There is an algorithm to associate every Turing machine with a natural number, called the Turing number of that machine. Thus we can consider the set $S$ of all pairs $(m,n)$ in $\NN\times\NN$ where $m$ is a Turing number and the corresponding Turing machine will halt given input $n$.

For any Turing machine $T$ and input $n\in\NN$ write $T(n)$ for the output of $T$ with input $n$. This output is either a natural number, if $T$ halts, or undefined if $T$ does not halt. The set $\NN\times\NN$ can be encoded as natural numbers to be input to $T$, for example by encoding $m$ and $n$ as unary numbers as strings of $1$'s, with a single $0$ separating them, so we also write $T(m,n)$, where this encoding is implied.
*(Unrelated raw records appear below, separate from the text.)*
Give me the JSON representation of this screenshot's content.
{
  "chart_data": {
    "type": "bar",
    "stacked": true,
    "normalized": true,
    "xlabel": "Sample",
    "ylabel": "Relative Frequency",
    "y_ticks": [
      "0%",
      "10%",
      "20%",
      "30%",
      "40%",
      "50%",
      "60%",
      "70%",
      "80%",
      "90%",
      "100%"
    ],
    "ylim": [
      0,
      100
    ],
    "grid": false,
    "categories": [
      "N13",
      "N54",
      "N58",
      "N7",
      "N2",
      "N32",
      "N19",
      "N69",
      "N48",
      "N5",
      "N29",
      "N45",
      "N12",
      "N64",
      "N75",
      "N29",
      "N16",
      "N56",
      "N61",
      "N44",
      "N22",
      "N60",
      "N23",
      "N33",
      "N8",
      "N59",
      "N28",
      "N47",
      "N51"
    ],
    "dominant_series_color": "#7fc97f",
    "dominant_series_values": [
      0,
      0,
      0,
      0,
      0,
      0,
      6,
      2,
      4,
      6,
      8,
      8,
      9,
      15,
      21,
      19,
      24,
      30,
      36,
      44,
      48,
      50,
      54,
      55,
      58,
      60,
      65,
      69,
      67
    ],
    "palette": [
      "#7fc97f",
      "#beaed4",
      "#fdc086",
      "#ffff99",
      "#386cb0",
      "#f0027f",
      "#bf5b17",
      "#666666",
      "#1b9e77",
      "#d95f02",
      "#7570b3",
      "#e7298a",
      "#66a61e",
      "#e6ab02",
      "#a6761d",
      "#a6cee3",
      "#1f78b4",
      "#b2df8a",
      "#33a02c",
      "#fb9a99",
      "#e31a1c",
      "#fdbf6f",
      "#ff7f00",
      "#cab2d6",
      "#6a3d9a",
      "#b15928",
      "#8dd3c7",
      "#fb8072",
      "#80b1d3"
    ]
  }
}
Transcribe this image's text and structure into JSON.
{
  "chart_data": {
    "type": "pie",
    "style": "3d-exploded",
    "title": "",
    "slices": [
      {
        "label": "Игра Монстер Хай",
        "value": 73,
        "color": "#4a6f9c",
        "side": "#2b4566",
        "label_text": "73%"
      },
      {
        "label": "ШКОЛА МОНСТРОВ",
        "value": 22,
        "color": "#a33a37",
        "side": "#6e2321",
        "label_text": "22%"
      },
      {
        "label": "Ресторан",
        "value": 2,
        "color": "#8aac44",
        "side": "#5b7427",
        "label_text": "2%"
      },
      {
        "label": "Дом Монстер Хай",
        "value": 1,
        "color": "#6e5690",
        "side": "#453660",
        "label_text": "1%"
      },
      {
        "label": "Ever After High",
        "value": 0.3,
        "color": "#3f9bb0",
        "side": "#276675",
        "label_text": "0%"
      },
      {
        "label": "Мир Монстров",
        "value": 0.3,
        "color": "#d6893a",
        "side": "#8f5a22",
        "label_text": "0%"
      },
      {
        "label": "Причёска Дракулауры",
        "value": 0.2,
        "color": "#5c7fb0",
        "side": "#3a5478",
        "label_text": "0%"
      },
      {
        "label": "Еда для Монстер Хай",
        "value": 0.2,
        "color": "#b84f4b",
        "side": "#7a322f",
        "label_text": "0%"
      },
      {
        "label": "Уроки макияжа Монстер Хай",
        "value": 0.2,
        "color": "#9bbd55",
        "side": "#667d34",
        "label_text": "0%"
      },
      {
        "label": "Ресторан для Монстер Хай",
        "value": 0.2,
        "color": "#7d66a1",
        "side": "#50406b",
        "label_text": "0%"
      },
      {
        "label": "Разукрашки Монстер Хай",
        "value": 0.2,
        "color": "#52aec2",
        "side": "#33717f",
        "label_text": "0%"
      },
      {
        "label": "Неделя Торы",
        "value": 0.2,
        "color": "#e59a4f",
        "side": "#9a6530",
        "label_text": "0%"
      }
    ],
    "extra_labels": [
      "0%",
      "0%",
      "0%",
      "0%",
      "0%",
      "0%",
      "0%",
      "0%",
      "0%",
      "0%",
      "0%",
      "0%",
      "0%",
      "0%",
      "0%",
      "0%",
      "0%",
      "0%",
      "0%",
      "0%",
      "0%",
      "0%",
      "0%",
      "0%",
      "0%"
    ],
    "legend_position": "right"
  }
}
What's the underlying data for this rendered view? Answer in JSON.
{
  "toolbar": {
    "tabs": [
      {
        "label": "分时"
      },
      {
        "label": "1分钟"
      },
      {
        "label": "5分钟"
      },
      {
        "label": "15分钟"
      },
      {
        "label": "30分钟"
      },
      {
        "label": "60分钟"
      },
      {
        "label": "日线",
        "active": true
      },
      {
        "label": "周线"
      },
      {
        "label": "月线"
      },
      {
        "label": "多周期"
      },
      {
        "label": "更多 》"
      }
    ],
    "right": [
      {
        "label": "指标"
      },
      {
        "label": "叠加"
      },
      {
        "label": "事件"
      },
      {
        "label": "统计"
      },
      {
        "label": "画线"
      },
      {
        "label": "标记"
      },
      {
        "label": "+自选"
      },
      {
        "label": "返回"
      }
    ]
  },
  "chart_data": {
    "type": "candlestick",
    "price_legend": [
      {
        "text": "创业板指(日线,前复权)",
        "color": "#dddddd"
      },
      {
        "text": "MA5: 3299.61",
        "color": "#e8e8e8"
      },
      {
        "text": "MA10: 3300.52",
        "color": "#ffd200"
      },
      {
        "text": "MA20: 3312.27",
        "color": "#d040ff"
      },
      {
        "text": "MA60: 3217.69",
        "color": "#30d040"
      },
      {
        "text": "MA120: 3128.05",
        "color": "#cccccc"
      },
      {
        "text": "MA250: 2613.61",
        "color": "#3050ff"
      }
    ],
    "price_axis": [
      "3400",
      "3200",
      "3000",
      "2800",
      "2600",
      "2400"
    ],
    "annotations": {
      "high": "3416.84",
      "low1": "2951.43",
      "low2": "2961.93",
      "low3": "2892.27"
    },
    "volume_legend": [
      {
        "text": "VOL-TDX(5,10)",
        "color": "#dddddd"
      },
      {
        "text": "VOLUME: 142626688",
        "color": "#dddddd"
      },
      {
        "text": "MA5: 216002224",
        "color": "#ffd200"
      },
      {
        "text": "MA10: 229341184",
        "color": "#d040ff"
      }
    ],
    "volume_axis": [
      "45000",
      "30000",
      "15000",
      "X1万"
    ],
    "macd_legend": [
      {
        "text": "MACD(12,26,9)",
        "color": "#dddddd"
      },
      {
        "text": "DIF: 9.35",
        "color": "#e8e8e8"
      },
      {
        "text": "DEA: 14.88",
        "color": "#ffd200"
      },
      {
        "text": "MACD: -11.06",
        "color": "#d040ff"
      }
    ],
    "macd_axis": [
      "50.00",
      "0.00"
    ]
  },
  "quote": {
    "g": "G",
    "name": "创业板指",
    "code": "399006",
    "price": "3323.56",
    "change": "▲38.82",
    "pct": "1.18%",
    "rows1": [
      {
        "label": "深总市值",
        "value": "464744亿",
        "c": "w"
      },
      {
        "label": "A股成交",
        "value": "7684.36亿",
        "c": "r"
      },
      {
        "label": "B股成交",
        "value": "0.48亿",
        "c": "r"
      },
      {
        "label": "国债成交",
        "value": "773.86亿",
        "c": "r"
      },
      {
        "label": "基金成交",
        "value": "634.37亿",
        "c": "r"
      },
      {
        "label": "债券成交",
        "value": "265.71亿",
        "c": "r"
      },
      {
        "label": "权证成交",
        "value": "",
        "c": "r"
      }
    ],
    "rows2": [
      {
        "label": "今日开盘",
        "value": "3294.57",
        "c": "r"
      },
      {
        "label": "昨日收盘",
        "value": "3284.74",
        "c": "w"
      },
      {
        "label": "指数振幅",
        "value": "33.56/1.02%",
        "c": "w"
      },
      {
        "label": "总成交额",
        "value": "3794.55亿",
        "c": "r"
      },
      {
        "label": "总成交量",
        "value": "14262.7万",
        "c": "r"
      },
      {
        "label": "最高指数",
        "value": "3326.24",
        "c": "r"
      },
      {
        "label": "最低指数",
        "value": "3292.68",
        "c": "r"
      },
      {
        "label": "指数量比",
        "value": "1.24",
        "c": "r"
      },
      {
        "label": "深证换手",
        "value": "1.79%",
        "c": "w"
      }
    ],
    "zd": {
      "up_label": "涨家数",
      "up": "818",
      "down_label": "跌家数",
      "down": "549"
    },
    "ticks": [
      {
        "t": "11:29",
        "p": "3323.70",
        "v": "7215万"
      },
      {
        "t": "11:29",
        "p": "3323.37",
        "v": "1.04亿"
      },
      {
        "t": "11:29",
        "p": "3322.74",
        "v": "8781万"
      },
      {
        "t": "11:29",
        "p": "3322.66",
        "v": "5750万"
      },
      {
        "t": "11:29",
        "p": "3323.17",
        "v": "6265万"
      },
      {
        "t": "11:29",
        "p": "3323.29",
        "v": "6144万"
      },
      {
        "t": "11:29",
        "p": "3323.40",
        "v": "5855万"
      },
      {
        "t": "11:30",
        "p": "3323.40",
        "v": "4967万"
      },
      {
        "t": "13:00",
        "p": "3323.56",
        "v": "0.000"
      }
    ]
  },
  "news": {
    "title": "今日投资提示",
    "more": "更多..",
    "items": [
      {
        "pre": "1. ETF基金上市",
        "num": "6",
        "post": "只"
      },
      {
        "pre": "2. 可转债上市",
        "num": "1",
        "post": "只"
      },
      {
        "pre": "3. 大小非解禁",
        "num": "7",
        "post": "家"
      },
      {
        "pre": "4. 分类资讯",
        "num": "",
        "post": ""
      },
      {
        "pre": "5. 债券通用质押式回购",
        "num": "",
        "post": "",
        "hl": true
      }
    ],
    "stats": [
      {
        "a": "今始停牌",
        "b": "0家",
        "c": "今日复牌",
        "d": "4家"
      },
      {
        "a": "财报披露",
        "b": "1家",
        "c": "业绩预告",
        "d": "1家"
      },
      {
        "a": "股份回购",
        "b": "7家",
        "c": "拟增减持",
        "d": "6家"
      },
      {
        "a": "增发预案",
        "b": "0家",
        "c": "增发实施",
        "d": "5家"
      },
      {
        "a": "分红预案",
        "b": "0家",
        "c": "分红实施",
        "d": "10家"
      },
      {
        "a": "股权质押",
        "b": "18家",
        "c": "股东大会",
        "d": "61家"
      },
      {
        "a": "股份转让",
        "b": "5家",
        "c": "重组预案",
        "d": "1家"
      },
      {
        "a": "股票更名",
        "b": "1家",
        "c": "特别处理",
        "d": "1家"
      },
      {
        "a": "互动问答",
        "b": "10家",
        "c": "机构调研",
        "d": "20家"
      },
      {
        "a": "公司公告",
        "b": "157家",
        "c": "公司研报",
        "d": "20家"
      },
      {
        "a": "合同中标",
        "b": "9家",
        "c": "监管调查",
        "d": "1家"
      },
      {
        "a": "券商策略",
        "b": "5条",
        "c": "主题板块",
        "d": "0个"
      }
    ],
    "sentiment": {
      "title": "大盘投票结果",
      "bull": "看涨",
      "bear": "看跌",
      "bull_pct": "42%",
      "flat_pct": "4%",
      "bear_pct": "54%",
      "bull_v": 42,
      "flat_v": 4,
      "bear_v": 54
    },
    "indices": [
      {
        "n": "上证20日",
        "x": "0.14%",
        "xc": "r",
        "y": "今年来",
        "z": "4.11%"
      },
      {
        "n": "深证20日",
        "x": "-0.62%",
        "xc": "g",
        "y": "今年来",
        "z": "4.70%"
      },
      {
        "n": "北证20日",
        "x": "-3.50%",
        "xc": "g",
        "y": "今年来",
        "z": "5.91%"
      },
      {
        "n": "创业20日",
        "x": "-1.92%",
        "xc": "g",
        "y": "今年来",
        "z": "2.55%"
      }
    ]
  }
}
If the Halting problem is algorithmically decidable then there is a Turing machine $H$ which outputs $1$ if its input is a pair $(m,n)$ from $S$ and $0$ otherwise. From $H$ we can clearly build a Turing machine $G$ which halts with output $0$ if $H(k, k) = 0$ and runs without halting if $H(k, k) = 1$. Let $g$ be the Turing number of $G$ and consider $H(g, g)$. On one hand, if $H(g, g) = 0$ then $G(g)$ halts, and so $H(g, g) = 1$, a contradiction. On the other hand, if $H(g, g) = 1$ then $G(g)$ does not halt, and so $H(g, g) = 0$, also a contradiction. Thus we conclude that the Halting problem is not algorithmically decidable.